Saturday night, 2:00 A.M., 2002:  I sing my heart out and shake my booty on a stage at some club somewhere between Maryland and Connecticut; the crowd hollers and dances at my feet; the lights are hot and bright and I'm sure I'm the shiniest thing in the place.

Saturday night, 2:00 AM, 2012: Kamal vomits in my ear.

So, yeah. Ten years makes some difference. I'm proud, though, that the parts of me that really define who I am in the world are unchanged, that being a mama, while a profound life shift, still leaves me wholly recognizable to myself; that I'm me whether in hot pants and high heels or maternity leggings and Adam's old socks (or, for that matter, in my lab coat and take-me-seriously pumps). Resourceful improvisation; real interest and connection in the people around me; a perpetual readiness to view every unpackaged, unpolished and unconventional experience as an adventure and every difficult experience as the foundation for a fabulous joke; an unusually high tolerance for looking completely ridiculous: these qualities served me then and continue to serve me now.


Sunday, November 25, 2012

This picture.


Our truly wonderful midwife, Colette, snapped this photo moments after Kamal's birth, and I'm so grateful that she did. It's only when I look at it that I really remember the breathless, astonished love I felt as he reached for me, wailing, like he was searching for something stable and familiar in the shocking new wideness he'd just found himself in.
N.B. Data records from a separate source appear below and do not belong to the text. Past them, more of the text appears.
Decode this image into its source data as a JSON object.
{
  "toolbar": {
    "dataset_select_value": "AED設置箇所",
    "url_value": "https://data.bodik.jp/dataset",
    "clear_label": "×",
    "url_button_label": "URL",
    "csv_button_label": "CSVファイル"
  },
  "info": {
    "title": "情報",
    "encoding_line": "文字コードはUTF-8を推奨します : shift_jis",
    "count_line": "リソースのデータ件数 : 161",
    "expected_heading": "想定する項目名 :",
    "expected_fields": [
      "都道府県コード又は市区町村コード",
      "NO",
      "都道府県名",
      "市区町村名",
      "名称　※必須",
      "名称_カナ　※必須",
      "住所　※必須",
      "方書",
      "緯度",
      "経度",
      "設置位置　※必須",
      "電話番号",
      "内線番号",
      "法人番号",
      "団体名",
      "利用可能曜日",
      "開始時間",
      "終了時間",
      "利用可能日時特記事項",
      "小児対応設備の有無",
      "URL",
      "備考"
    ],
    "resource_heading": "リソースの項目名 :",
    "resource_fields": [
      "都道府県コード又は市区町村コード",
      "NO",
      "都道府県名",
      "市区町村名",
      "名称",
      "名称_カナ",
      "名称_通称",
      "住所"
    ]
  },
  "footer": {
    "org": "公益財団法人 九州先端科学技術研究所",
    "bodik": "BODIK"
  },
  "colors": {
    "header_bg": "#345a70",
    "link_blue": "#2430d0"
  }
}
With that memory, of course, comes a flood of other memories, all disjointed flashes. The exhaustion that pressed in on me after sixty hours of labor, so intense that I wasn't sure I'd remember how to eat or pee or even sleep. The metallic smells of the hospital stay I'd hoped to avoid by planning a home birth. The abject, shameful terror that surfaced whenever I thought about all the drama my lady parts had just endured, or wondered how on earth I was going to be a mother when I just wanted to sleep for weeks.
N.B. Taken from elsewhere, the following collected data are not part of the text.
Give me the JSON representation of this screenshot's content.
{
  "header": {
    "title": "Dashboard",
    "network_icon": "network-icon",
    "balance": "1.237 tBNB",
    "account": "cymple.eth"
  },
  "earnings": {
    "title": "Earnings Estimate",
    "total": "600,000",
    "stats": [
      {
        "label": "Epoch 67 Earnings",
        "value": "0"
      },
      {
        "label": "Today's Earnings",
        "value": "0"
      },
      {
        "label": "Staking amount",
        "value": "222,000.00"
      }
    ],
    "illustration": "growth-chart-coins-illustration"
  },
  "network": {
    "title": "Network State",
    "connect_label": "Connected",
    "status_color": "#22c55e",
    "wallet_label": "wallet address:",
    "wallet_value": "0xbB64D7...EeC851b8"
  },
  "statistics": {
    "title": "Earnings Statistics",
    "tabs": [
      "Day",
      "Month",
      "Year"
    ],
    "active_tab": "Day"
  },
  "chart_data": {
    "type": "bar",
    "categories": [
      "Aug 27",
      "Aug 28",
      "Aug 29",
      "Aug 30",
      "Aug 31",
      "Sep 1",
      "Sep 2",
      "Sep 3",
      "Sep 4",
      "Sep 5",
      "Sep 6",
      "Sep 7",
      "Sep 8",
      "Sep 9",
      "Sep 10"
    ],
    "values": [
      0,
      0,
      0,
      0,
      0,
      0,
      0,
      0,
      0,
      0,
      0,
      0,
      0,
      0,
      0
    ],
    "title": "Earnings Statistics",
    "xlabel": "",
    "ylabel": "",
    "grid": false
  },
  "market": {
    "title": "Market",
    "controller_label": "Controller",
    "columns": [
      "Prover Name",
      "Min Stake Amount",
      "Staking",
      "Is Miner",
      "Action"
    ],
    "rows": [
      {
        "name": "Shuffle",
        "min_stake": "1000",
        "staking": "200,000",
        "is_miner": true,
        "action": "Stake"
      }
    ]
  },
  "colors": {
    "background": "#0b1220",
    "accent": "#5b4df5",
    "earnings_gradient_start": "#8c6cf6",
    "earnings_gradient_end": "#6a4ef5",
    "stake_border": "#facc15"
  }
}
The vivid brightness and darkness of those early days seemed disconnected from any previously-known sense of time. I cried every day for a week, because I was fatigued, because I was afraid having a baby had been a mistake I couldn't undo, because I was frankly mourning the loss of our pre-baby life, and because I was deeply ashamed of all those feelings.
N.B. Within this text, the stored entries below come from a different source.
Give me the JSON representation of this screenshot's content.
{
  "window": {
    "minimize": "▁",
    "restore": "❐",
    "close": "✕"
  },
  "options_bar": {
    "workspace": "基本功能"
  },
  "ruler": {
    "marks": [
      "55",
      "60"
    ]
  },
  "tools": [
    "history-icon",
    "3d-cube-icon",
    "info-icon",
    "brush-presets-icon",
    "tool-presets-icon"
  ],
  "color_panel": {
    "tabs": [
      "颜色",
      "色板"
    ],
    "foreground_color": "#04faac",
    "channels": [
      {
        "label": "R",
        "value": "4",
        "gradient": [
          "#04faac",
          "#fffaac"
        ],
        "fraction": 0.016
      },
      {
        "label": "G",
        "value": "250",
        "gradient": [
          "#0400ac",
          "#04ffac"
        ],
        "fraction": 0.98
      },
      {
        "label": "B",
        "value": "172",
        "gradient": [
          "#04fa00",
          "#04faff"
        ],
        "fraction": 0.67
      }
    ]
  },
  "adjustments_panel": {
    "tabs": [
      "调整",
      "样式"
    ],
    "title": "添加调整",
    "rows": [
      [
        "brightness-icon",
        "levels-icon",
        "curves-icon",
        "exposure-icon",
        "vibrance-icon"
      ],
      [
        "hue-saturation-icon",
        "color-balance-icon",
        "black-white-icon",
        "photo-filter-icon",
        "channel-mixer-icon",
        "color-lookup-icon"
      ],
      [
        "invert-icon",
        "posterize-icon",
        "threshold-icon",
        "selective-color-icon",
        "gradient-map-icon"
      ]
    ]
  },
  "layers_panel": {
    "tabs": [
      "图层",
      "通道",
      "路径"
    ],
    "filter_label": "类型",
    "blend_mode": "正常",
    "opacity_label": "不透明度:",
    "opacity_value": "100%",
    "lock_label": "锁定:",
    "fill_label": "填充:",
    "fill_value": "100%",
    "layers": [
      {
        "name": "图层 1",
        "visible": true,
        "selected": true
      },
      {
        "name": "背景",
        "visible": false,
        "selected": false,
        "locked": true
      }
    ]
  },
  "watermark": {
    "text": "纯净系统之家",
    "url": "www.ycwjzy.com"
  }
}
So, more than for anyone else, I'm writing this blog for the women in those first few days of motherhood. Those days are hard, and we don't talk enough about how hard they are, so when we struggle with them, we feel shame around that struggle. I had the great good fortune to be surrounded by a circle of other friends who'd recently had babies; when I reached out to them, they all assured me that I wasn't alone, that they'd all been where I was.

And most critically, they assured me that it would get better. It did, and that is the message I want most to  import here. I wouldn't want to repeat those first two weeks for love or money, but I wouldn't trade them, either. It was hard for all three of us, and bonded us in a way easier days couldn't have. It showed Adam and I how committed we truly were to the process of parenting and how committed Kamal was to staying and thriving in the world. Beyond the love we felt immediately for our tiny son, we learned respect for him in those hard weeks. We built a strong and balanced foundation for our new little family. And while our day-to-day lives with a now-fifteen-and-a-half-week old isn't what I'd call "easy," it's definitely easier--and it's really, really fun.

It does get better. I write here to show all the ways that it does.


Thursday, November 22, 2012

Every day is a thanks-giving day.

Today feels like the right day to start a blog about one of the people I'm most thankful to know. Three and a half months ago, Kamal turned Adam and I from a happy, loving twosome to an even happier, loving-er trio. This small person and I have been heart-to-heartcore buds from moment one. We are on a journey together, one small, baby-socked step at a time, learning what works for us and ready to share it with you.

Happy Thanksgiving! May you have worlds and worlds to be thankful for. I know we do.